A MAN has been warned that if he contacts his former partner again then his sentence will be measured in years.

Judge Huw Rees, sitting at Mold Crown Court, told Sean Craig Whitehouse that he would be given a chance of a suspended sentence.

But if he breached the order he would be jailed "as night follows day" and the sentence would not be measured in weeks or months but in years.

Whitehouse, 29, of Berth Glyd, Abergele, had already spent eight weeks in custody in remand.

He appeared in court via a live link from Altcourse Prison in Liverpool and admitted breaching a restraining order by contacting his former partner Ceri Griffiths.

She said that she had moved house, kept a low profile and did not go on social media in order to get away from him but he always seemed to find her.

The court was told that she answered a knock on her door on March 1 this year to find the defendant there.

He had cycled there, also banged on the window and he accused her of lying to him.

She closed the door and he left.

The order was made last September when he was convicted of harassing her and he had been jailed for 11 weeks last October for breaching the restraining order.

The victim had moved from Abergele in the hope of escaping from him, said prosecutor Kevin Jones.

Defending barrister Matthew Curtis said that his client now accepted that the relationship was over and that he intended on release to move back to the Ellesemere Port area.

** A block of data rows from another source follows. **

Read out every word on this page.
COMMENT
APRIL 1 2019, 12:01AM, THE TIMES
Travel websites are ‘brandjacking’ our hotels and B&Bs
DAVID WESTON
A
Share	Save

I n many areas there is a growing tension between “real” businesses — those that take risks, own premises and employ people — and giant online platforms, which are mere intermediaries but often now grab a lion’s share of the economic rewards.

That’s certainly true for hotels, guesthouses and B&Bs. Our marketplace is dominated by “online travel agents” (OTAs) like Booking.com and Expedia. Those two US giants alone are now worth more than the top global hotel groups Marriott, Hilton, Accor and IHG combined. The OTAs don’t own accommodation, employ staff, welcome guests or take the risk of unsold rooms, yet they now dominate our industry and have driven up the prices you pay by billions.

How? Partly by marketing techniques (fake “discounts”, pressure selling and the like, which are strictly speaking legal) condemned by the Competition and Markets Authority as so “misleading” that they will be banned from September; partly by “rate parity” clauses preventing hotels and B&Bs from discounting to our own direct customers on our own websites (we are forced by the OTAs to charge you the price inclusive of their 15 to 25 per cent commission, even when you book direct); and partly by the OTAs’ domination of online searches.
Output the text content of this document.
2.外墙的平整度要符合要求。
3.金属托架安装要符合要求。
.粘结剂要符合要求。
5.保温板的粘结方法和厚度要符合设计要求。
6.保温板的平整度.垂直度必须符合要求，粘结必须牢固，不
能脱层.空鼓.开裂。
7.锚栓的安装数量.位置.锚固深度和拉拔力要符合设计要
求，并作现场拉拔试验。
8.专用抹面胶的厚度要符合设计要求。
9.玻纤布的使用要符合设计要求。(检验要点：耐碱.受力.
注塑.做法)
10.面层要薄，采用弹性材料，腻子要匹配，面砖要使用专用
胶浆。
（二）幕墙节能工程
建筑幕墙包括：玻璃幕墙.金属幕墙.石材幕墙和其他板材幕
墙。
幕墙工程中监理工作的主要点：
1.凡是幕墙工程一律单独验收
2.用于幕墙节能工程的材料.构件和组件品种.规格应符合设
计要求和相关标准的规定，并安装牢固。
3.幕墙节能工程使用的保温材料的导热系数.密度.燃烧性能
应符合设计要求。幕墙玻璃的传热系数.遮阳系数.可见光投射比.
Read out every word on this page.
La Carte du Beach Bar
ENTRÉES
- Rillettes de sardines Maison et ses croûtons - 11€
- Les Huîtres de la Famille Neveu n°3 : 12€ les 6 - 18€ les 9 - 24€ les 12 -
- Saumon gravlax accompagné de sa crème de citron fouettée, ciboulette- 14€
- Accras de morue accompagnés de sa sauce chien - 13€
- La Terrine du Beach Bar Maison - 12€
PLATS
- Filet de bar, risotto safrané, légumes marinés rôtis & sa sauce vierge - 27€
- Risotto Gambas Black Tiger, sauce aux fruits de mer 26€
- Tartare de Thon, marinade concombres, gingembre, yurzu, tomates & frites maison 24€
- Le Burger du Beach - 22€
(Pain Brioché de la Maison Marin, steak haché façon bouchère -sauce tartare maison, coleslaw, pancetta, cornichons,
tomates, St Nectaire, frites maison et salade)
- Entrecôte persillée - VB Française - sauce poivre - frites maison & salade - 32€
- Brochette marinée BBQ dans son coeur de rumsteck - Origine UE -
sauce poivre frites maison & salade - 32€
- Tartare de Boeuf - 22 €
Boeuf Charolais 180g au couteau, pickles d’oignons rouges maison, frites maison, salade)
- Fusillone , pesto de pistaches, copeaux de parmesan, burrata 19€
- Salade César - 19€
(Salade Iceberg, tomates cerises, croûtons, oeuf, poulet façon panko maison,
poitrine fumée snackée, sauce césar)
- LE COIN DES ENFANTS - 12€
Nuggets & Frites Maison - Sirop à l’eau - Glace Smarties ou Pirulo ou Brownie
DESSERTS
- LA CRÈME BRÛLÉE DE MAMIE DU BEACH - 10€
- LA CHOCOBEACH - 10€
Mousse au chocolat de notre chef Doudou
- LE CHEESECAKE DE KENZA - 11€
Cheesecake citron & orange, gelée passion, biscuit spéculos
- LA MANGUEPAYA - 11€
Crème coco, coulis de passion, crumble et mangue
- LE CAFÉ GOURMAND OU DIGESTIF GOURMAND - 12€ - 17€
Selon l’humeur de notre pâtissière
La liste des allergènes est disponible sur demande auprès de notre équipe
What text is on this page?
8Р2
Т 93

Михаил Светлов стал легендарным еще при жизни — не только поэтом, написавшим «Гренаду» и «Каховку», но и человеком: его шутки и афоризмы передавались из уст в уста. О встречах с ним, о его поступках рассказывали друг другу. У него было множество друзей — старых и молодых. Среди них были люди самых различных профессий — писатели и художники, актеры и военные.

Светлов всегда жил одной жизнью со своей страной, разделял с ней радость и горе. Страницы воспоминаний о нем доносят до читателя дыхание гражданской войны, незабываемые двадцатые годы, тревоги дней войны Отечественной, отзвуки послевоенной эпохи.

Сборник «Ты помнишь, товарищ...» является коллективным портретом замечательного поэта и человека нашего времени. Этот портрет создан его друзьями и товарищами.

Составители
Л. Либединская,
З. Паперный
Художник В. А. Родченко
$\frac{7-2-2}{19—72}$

There was no violence or threat of violence, he said.

Judge Rees said that it was a repeated breach of the order.

He asked that the police investigate the defendant's allegations that she had been in touch with him despite the order and that there had been mutually agreed contact between them.

The judge told Whitehouse: "I sincerely hope that she is out of your life.

Whatever her view, even if she was blowing hot and cold as he alleged, "you are subject to the restraining order and it is a dangerous situation for you.

"If you breach it again your sentence will not be measured in weeks or months but in years. I hope you understand that."

The fact that he had already served eight weeks on remand enabled him to give him a chance.

He received a six month prison sentence suspended for 12 months.

Whitehouse was sent on a building better relationships course and an alcohol treatment course and he was ordered to carry out 150 hours unpaid work.